Tisch und Bett
Nach Literaturverfilmungen von Ray Bradburys „Fahrenheit 451“ (1966), Cornell Woolrichs Kriminalromanen „Die Braut trug schwarz“ (1967) und „Das Geheimnis der falschen Braut“ (1968) sowie dem auf den Dokumentationen eines Arztes beruhenden Drama „Der Wolfsjunge“ (1970) war François Truffaut ein etablierter und gefeierter Regisseur auch über Frankreichs Grenzen hinaus. Allerdings forderte die schnelle Abfolge dieser Produktionen ihren Tribut. Truffaut fühlte sich erschöpft, trennte sich von Catherine Deneuve und begab sich wieder in vertrautes Terrain, indem er mit „Tisch und Bett“ (1970) seinen beliebten Antoine-Doinel-Zyklus fortsetzte.
Inhalt:
Nachdem Antoine Doinel (Jean-Pierre Léaud) und Christine Darbon (Claude Jade) in „Geraubte Küsse“ zunächst noch nicht recht wussten, wie sie zueinanderstehen und erst zum Ende hin ein Paar wurden, sind sie mittlerweile miteinander verheiratet und leben in einer gemeinsamen Wohnung, in der Christine Geigenunterricht gibt, während Antoine im Hinterhof Blumen für einen Laden an der Straße einfärbt und darauf hofft, eines Tages das perfekte Rot für seine Nelken zu finden. Zu Christines Eltern (Claire Duhamel, Daniel Ceccaldi) besteht nach wie vor ein guter Kontakt; man besucht sich zum Essen und spricht über Alltägliches.

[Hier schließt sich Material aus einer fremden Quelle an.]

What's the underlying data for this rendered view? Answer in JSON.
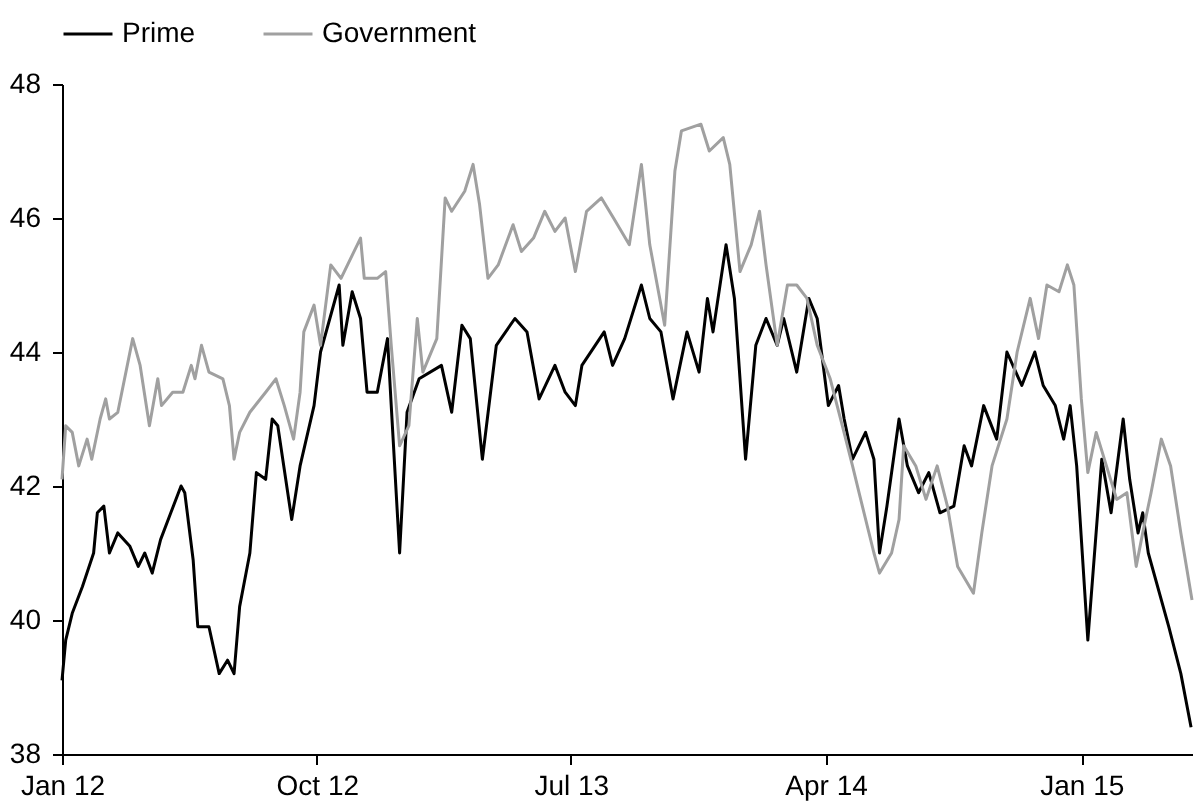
{
  "chart_data": {
    "type": "line",
    "legend": "top",
    "grid": false,
    "ylim": [
      38,
      48
    ],
    "yticks": [
      38,
      40,
      42,
      44,
      46,
      48
    ],
    "xlim": [
      "2012-01-01",
      "2015-04-30"
    ],
    "xticks": [
      {
        "value": "2012-01-01",
        "label": "Jan 12"
      },
      {
        "value": "2012-10-01",
        "label": "Oct 12"
      },
      {
        "value": "2013-07-01",
        "label": "Jul 13"
      },
      {
        "value": "2014-04-01",
        "label": "Apr 14"
      },
      {
        "value": "2015-01-01",
        "label": "Jan 15"
      }
    ],
    "series": [
      {
        "name": "Prime",
        "color": "#000000",
        "x": [
          "2012-01-01",
          "2012-01-05",
          "2012-01-12",
          "2012-01-23",
          "2012-02-04",
          "2012-02-08",
          "2012-02-15",
          "2012-02-21",
          "2012-03-01",
          "2012-03-14",
          "2012-03-23",
          "2012-03-30",
          "2012-04-07",
          "2012-04-16",
          "2012-04-27",
          "2012-05-08",
          "2012-05-12",
          "2012-05-21",
          "2012-05-26",
          "2012-06-07",
          "2012-06-18",
          "2012-06-27",
          "2012-07-04",
          "2012-07-10",
          "2012-07-21",
          "2012-07-28",
          "2012-08-07",
          "2012-08-14",
          "2012-08-20",
          "2012-09-04",
          "2012-09-13",
          "2012-09-28",
          "2012-10-05",
          "2012-10-25",
          "2012-10-29",
          "2012-11-08",
          "2012-11-17",
          "2012-11-24",
          "2012-12-05",
          "2012-12-16",
          "2012-12-20",
          "2012-12-29",
          "2013-01-06",
          "2013-01-19",
          "2013-02-12",
          "2013-02-23",
          "2013-03-06",
          "2013-03-15",
          "2013-03-28",
          "2013-04-12",
          "2013-05-02",
          "2013-05-15",
          "2013-05-28",
          "2013-06-14",
          "2013-06-25",
          "2013-07-06",
          "2013-07-13",
          "2013-08-06",
          "2013-08-15",
          "2013-08-28",
          "2013-09-15",
          "2013-09-24",
          "2013-10-06",
          "2013-10-19",
          "2013-11-03",
          "2013-11-16",
          "2013-11-25",
          "2013-12-01",
          "2013-12-15",
          "2013-12-24",
          "2014-01-05",
          "2014-01-16",
          "2014-01-27",
          "2014-02-08",
          "2014-02-15",
          "2014-03-01",
          "2014-03-14",
          "2014-03-23",
          "2014-04-04",
          "2014-04-15",
          "2014-04-21",
          "2014-04-30",
          "2014-05-14",
          "2014-05-23",
          "2014-05-29",
          "2014-06-06",
          "2014-06-19",
          "2014-06-28",
          "2014-07-10",
          "2014-07-21",
          "2014-08-02",
          "2014-08-17",
          "2014-08-28",
          "2014-09-05",
          "2014-09-18",
          "2014-10-02",
          "2014-10-13",
          "2014-10-29",
          "2014-11-12",
          "2014-11-21",
          "2014-12-04",
          "2014-12-13",
          "2014-12-20",
          "2014-12-27",
          "2015-01-08",
          "2015-01-23",
          "2015-02-02",
          "2015-02-15",
          "2015-02-22",
          "2015-03-03",
          "2015-03-08",
          "2015-03-14",
          "2015-04-05",
          "2015-04-18",
          "2015-04-29"
        ],
        "values": [
          39.1,
          39.7,
          40.1,
          40.5,
          41.0,
          41.6,
          41.7,
          41.0,
          41.3,
          41.1,
          40.8,
          41.0,
          40.7,
          41.2,
          41.6,
          42.0,
          41.9,
          40.9,
          39.9,
          39.9,
          39.2,
          39.4,
          39.2,
          40.2,
          41.0,
          42.2,
          42.1,
          43.0,
          42.9,
          41.5,
          42.3,
          43.2,
          44.0,
          45.0,
          44.1,
          44.9,
          44.5,
          43.4,
          43.4,
          44.2,
          43.2,
          41.0,
          43.1,
          43.6,
          43.8,
          43.1,
          44.4,
          44.2,
          42.4,
          44.1,
          44.5,
          44.3,
          43.3,
          43.8,
          43.4,
          43.2,
          43.8,
          44.3,
          43.8,
          44.2,
          45.0,
          44.5,
          44.3,
          43.3,
          44.3,
          43.7,
          44.8,
          44.3,
          45.6,
          44.8,
          42.4,
          44.1,
          44.5,
          44.1,
          44.5,
          43.7,
          44.8,
          44.5,
          43.2,
          43.5,
          43.0,
          42.4,
          42.8,
          42.4,
          41.0,
          41.7,
          43.0,
          42.3,
          41.9,
          42.2,
          41.6,
          41.7,
          42.6,
          42.3,
          43.2,
          42.7,
          44.0,
          43.5,
          44.0,
          43.5,
          43.2,
          42.7,
          43.2,
          42.3,
          39.7,
          42.4,
          41.6,
          43.0,
          42.1,
          41.3,
          41.6,
          41.0,
          39.9,
          39.2,
          38.4
        ]
      },
      {
        "name": "Government",
        "color": "#a0a0a0",
        "x": [
          "2012-01-01",
          "2012-01-05",
          "2012-01-12",
          "2012-01-19",
          "2012-01-28",
          "2012-02-02",
          "2012-02-11",
          "2012-02-17",
          "2012-02-21",
          "2012-03-01",
          "2012-03-17",
          "2012-03-25",
          "2012-04-04",
          "2012-04-13",
          "2012-04-17",
          "2012-04-29",
          "2012-05-10",
          "2012-05-19",
          "2012-05-23",
          "2012-05-30",
          "2012-06-07",
          "2012-06-22",
          "2012-06-29",
          "2012-07-04",
          "2012-07-10",
          "2012-07-21",
          "2012-08-07",
          "2012-08-18",
          "2012-08-27",
          "2012-09-06",
          "2012-09-13",
          "2012-09-17",
          "2012-09-28",
          "2012-10-05",
          "2012-10-16",
          "2012-10-27",
          "2012-11-17",
          "2012-11-21",
          "2012-12-05",
          "2012-12-14",
          "2012-12-20",
          "2012-12-29",
          "2013-01-08",
          "2013-01-17",
          "2013-01-23",
          "2013-02-07",
          "2013-02-16",
          "2013-02-23",
          "2013-03-09",
          "2013-03-18",
          "2013-03-25",
          "2013-04-03",
          "2013-04-14",
          "2013-04-30",
          "2013-05-09",
          "2013-05-22",
          "2013-06-03",
          "2013-06-14",
          "2013-06-25",
          "2013-07-06",
          "2013-07-18",
          "2013-08-03",
          "2013-08-16",
          "2013-09-02",
          "2013-09-15",
          "2013-09-24",
          "2013-10-10",
          "2013-10-21",
          "2013-10-28",
          "2013-11-18",
          "2013-11-27",
          "2013-12-12",
          "2013-12-19",
          "2013-12-30",
          "2014-01-11",
          "2014-01-20",
          "2014-01-27",
          "2014-02-08",
          "2014-02-19",
          "2014-03-01",
          "2014-03-12",
          "2014-03-23",
          "2014-04-06",
          "2014-04-19",
          "2014-04-30",
          "2014-05-07",
          "2014-05-23",
          "2014-05-29",
          "2014-06-11",
          "2014-06-19",
          "2014-06-24",
          "2014-07-07",
          "2014-07-18",
          "2014-07-30",
          "2014-08-10",
          "2014-08-21",
          "2014-09-07",
          "2014-09-16",
          "2014-09-27",
          "2014-10-13",
          "2014-10-24",
          "2014-11-07",
          "2014-11-16",
          "2014-11-25",
          "2014-12-08",
          "2014-12-17",
          "2014-12-24",
          "2015-01-01",
          "2015-01-08",
          "2015-01-17",
          "2015-01-28",
          "2015-02-08",
          "2015-02-19",
          "2015-03-01",
          "2015-03-08",
          "2015-03-17",
          "2015-03-28",
          "2015-04-07",
          "2015-04-18",
          "2015-04-30"
        ],
        "values": [
          42.1,
          42.9,
          42.8,
          42.3,
          42.7,
          42.4,
          43.0,
          43.3,
          43.0,
          43.1,
          44.2,
          43.8,
          42.9,
          43.6,
          43.2,
          43.4,
          43.4,
          43.8,
          43.6,
          44.1,
          43.7,
          43.6,
          43.2,
          42.4,
          42.8,
          43.1,
          43.4,
          43.6,
          43.2,
          42.7,
          43.4,
          44.3,
          44.7,
          44.1,
          45.3,
          45.1,
          45.7,
          45.1,
          45.1,
          45.2,
          44.1,
          42.6,
          42.9,
          44.5,
          43.7,
          44.2,
          46.3,
          46.1,
          46.4,
          46.8,
          46.2,
          45.1,
          45.3,
          45.9,
          45.5,
          45.7,
          46.1,
          45.8,
          46.0,
          45.2,
          46.1,
          46.3,
          46.0,
          45.6,
          46.8,
          45.6,
          44.4,
          46.7,
          47.3,
          47.4,
          47.0,
          47.2,
          46.8,
          45.2,
          45.6,
          46.1,
          45.3,
          44.1,
          45.0,
          45.0,
          44.8,
          44.1,
          43.6,
          42.9,
          42.3,
          41.9,
          41.0,
          40.7,
          41.0,
          41.5,
          42.6,
          42.3,
          41.8,
          42.3,
          41.7,
          40.8,
          40.4,
          41.3,
          42.3,
          43.0,
          44.0,
          44.8,
          44.2,
          45.0,
          44.9,
          45.3,
          45.0,
          43.3,
          42.2,
          42.8,
          42.3,
          41.8,
          41.9,
          40.8,
          41.3,
          41.9,
          42.7,
          42.3,
          41.3,
          40.3
        ]
      }
    ]
  }
}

Das Leben des jungen Ehepaars wird allerdings auf eine harte Probe gestellt, als Christine schwanger wird und Antoine sich in die junge Japanerin Kyoko (Hiroko Berghauer) verliebt, die er bei seinem neuen Job kennenlernt, bei dem er Modellboote durch einen Miniaturhafen manövriert. Als Christine das Krankenhaus mit ihrem Sohn Alphonse verlässt, erfährt sie von der Affäre ihres Mannes und setzt ihn vor die Tür…
Kritik:
Auch wenn sich Antoine und Christine ihrer Gefühle füreinander sicher zu sein scheinen, hat sich in ihrer Beziehung wenig geändert. Christine ist die weitaus reifere Persönlichkeit, die ihren Platz im Leben gefunden hat und rationale Entscheidungen fällt. Antoine dagegen scheint sich noch immer in einem Übergangsstadium zu befinden, denn eigentlich strebt er eine Karriere als Schriftsteller ein, und da diese ihm offensichtlich versagt bleibt, hangelt er sich von einem frustrierenden Gelegenheitsjob zum nächsten, überträgt seine Hoffnung auf eine Schriftstellerkarriere auf seinen Sohn und versucht, der Langeweile seines Lebens zu entfliehen.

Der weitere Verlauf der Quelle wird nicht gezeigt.